Deuxièmement, on pourra objecter que la techno ou la house ont eu, dans leurs développements historiques, beaucoup à voir avec une logique territoriale éloignée de ces prétentions à l’universalité qu’aurait une esthétique de la neutralité : Detroit, Chicago, Manchester ou Berlin sont autant de villes qui ont façonné cette histoire. Même aujourd’hui, chacun sent bien à son propre niveau comment la scène musicale est structurée au niveau de son quartier, de sa ville, de sa région, de son pays ou de son continent. À cette pesanteur du local, on opposera l’exemple du DJ itinérant, le partage mondialisé des méthodes de production, des contenus musicaux, l’organisation de rassemblements festifs ralliant, au-delà des frontières géographiques divers groupes habituellement fracturés par des frontières sociales. L’espace continue d’être structuré, musicalement et sur la piste de danse, mais les débordements entre chaque séparation se font aussi sur de nombreux plans. La musique électronique serait cette abolition des frontières traditionnelles — quitte à ce que de nouvelles frontières apparaissent (entre publics mainstream et underground, entre publics de différents genres …)

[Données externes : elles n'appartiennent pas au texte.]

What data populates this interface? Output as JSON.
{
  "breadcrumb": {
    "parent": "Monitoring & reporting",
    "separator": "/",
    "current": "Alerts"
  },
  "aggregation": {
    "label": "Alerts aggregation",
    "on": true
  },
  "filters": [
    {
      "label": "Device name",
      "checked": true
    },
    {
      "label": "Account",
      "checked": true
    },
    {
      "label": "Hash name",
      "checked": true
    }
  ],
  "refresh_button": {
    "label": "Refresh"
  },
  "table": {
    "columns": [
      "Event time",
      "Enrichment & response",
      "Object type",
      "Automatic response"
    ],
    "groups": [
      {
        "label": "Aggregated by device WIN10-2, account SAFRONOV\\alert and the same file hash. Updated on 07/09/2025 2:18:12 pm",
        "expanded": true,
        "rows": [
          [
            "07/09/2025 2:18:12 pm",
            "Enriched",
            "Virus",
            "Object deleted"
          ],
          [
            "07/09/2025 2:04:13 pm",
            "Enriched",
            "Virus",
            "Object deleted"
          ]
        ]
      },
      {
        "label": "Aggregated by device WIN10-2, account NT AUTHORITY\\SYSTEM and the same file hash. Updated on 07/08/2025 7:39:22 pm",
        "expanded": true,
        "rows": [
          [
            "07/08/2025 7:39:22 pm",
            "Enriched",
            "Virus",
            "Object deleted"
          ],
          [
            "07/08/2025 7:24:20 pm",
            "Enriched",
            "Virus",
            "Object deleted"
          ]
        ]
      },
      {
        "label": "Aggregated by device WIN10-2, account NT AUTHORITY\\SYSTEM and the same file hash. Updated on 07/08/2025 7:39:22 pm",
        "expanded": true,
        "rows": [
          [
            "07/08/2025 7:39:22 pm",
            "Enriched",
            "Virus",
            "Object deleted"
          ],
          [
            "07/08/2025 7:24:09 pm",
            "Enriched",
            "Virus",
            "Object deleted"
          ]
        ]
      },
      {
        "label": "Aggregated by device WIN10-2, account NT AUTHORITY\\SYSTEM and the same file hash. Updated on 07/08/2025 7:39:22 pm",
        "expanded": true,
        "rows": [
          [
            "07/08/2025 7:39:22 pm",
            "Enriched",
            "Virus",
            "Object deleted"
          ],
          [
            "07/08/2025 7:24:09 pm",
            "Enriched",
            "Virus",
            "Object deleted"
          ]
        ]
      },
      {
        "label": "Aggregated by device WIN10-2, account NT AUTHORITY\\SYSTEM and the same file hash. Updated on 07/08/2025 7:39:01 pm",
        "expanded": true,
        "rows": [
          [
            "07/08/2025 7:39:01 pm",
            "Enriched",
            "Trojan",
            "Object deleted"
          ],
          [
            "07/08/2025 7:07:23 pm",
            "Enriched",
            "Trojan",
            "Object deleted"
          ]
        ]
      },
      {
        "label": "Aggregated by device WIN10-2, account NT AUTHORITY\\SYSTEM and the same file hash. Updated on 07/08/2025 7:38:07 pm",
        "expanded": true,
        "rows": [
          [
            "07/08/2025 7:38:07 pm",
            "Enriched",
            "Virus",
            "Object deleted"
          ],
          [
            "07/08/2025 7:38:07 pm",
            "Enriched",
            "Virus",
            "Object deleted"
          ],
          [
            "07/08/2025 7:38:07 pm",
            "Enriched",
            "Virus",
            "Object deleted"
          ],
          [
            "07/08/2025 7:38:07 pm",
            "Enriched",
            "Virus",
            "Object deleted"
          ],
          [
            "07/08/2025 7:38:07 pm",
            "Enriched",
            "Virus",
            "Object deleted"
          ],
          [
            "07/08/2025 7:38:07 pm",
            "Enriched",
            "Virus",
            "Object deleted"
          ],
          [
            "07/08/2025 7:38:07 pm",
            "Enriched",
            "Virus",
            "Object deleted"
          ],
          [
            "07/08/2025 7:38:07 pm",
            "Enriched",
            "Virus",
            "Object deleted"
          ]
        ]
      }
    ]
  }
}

Enfin, ce n’est pas parce que des processus sociaux comme la domination masculine (comme cela a pu être soulevé à l’occasion de la « photo de classe » de Trax Magazine) continuent d’exercer leur emprise sur cet espace dont on a relevé la neutralité que ce caractère de neutralité en devient inopérant : la musique électronique a été historiquement l’espace d’expression des minorités noires, latino-américaines et homosexuelles. L’espace du neutre n’est pas un espace à part dans la société, il est traversé par les tensions qui la structurent, mais il offre tout de même la possibilité d’une rencontre autour de valeurs partagées universellement, ou du moins voulues comme telles. Aussi, on peut dire que la musique électronique est futuriste car elle offre la possibilité de se détacher du poids de l’histoire, du poids du sol sur lequel nous nous sommes construits. Mieux encore, elle est ce socle neutre sur lequel édifier…

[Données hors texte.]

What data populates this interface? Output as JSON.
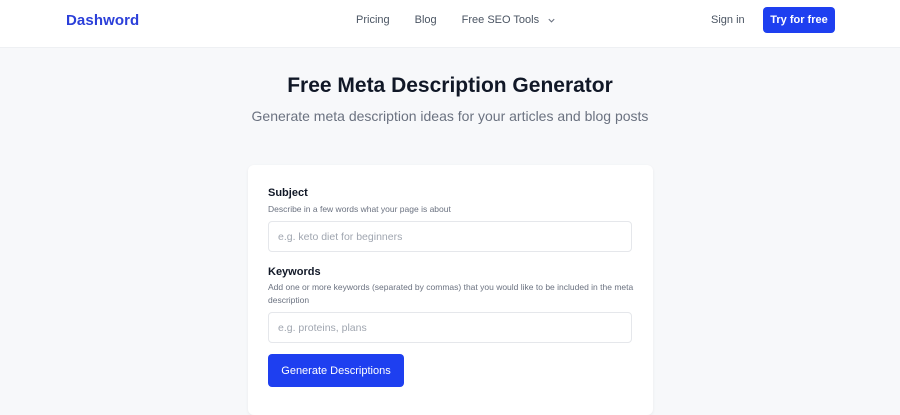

Mais qu’est-ce que cela signifie au niveau individuel, à ce niveau où se joue la politique, la rencontre de différents mondes ? Les témoignages et les travaux scientifiques sur les fêtes techno désignent souvent un même phénomène que chacun a pu connaître. Un rassemblement de musique électronique, en club ou en festival, est souvent vécu comme une expérience éminemment subjective, souvent sous l’aspect de la réappropriation de son corps ou de ses capacités propres, à travers la transe et la danse.
Ces éléments cristallisent un rapport à soi-même qui s’encastre dans le vécu collectif, dans la communauté. Tout le paradoxe est que cette expérience subjective soit partagée par plus des milliers de personnes simultanément chaque weekend, les corps vacillants et les cœurs enthousiastes. Chacun vit sa propre expérience et tous ensemble ont en partage cette expérience, les valeurs qui la légitiment et la soutiennent (dans le discours et dans certains éléments esthétiques), les pratiques qui la rendent possible, les normes qui l’encadrent. Des solidarités naissent dans cette communauté politique : on surveille les affaires de l’autre, on partage sa boisson, on sourit et l’on rigole, on échange, on revient à soi pour mieux partager son vécu ensuite, on se sent unique et multiple et l’étranger est susceptible de devenir un ami car nous sommes déjà dans une situation de partage. Là réside définitivement le politique : le neutre permet à chacun d’être soi tout en permettant à chacun d’être partie d’un « nous », il est cette disponibilité de se détacher qui se concrétise le temps d’un instant ou d’une soirée… Peu d’activités sont autant le lieu d’une telle tolérance ou de l’acceptation de la différence, qu’elles soient artistiques ou pas. D’une certaine manière, une certaine conception du sport pourrait s’en rapprocher dans son rapport au corps et dans l’éthique de la tolérance qu’elle contiendrait.

 

*Cette réflexion s’origine d’abord dans la lecture d’un texte du philosophe E. Levinas intitulé “Heidegger, Gagarine et nous” in Difficile liberté, Essais sur le judaïsme, deuxième édition refondue et complétée, Paris, Albin Michel, 1976, pp. 299-303. Le texte évoque justement l’espoir d’avoir enfin “quitté le Lieu”, la possibilité d’échapper à la pesanteur et à la lourdeur qu’ont aussi les mondes que nous déployons. Le texte est disponible ici.